#VisualAbstract: Preterm formula is similarly effective to human milk fortifiers as breastmilk supplement

1. Low-weight infants fed with breast milk supplemented with pre-term formula had noninferior weight gain compared to infants fed with breast milk supplemented with commercial human milk fortifiers (HMF).

2. The incidence of feed intolerance was lower in low-weight infants fed with breast milk supplemented with pre-term formula compared to infants fed with breast milk supplemented with HMF.

Evidence Rating Level: 1 (Excellent)

For low-birth weight infants, human milk does not provide adequate nutrients at usual feeding volumes. Therefore, several human milk fortifiers (HMF) have been developed as breast milk supplements to supply high nutrient requirements of low-birth weight infants. However, HMFs do pose potential risk of complications such as feed intolerance and necrotizing enterocolitis (NEC) and are very costly, which may preclude accessibility in low-and-middle income countries.
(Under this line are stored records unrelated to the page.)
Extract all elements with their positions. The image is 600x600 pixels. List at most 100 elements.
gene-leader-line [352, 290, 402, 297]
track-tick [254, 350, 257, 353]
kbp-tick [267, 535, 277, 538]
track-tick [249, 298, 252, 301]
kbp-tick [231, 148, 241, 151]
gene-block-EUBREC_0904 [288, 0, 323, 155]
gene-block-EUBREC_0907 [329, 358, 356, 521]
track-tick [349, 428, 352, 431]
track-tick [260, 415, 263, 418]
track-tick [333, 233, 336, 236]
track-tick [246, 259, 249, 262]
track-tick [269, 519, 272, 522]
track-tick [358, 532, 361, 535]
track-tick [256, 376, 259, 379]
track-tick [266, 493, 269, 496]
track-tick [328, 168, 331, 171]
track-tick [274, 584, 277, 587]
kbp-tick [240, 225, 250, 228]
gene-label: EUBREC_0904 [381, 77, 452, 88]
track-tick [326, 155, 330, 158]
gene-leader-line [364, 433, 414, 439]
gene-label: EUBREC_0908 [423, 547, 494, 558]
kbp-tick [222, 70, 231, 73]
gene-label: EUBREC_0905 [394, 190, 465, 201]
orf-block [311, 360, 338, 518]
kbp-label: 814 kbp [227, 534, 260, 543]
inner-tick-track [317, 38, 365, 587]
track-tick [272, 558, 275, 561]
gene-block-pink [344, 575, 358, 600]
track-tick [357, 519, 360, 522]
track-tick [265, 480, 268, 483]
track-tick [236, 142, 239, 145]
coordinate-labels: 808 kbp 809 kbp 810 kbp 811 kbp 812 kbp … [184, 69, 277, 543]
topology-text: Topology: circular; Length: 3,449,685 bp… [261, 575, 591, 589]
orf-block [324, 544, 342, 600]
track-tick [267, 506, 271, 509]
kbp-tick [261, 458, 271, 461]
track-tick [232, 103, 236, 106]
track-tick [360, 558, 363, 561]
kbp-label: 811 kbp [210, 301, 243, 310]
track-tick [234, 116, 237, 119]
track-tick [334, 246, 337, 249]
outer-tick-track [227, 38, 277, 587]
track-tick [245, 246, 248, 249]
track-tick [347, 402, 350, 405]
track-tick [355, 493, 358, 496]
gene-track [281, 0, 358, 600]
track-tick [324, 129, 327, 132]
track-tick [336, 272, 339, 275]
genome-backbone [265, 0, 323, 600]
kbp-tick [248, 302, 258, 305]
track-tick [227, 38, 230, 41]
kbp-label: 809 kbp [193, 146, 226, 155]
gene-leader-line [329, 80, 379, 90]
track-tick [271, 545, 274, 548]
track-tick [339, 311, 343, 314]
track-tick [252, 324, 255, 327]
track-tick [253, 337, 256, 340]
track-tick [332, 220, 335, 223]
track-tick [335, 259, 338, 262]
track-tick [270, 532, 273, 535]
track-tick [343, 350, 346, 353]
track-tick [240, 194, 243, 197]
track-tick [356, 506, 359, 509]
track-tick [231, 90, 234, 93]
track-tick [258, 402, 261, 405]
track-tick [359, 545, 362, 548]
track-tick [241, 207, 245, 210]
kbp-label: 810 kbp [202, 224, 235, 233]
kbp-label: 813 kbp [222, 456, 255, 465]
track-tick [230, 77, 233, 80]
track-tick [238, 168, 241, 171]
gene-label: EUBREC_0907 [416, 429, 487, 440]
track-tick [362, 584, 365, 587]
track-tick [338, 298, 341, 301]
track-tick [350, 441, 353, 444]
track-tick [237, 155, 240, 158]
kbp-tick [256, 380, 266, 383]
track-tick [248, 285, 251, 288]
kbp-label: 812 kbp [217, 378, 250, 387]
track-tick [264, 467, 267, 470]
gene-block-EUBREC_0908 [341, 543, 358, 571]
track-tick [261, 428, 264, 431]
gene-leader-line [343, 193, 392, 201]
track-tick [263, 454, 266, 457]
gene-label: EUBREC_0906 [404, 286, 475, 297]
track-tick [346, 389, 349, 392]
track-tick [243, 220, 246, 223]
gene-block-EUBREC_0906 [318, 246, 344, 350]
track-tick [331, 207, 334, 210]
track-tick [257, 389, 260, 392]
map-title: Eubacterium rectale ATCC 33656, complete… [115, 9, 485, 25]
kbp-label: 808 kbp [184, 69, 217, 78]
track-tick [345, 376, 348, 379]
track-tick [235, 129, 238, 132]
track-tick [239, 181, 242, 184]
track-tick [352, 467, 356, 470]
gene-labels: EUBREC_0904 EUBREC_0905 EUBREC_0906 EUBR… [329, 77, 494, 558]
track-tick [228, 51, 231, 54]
This new noninferiority randomized trial was conducted to determine if preterm formula (PTF) was as clinically effective as HMF supplementation. 123 low-birth weight infants receiving at least 100 ml/kg/d of feeds and consuming 75% of milk or more were randomized to breast milk fortified with PTF (60 participants) or HMF (63 participants). Neonates with major congenital abnormalities were excluded. The primary outcome was rate of in-hospital weight gain from randomization. Overall, there was no difference in weight gain observed between groups up to time of discharge or at 40 weeks’ corrected gestational age. Furthermore, infants in the PFT group had lower incidence of complications such as feed intolerance and NECs. Lastly, the cost differential for PTF was around $0.3 per day, which was significantly lower than that of HMF (around $4 per day). Overall, these findings demonstrated that PFT was a non-inferior, safe, and lower-cost fortification strategy that may be more widely accessible and used. However, a study with longer post-discharge follow-up and a systematic cost-effectiveness analysis would be needed to better understand the clinical efficacy and feasibility of implementing this measure globally.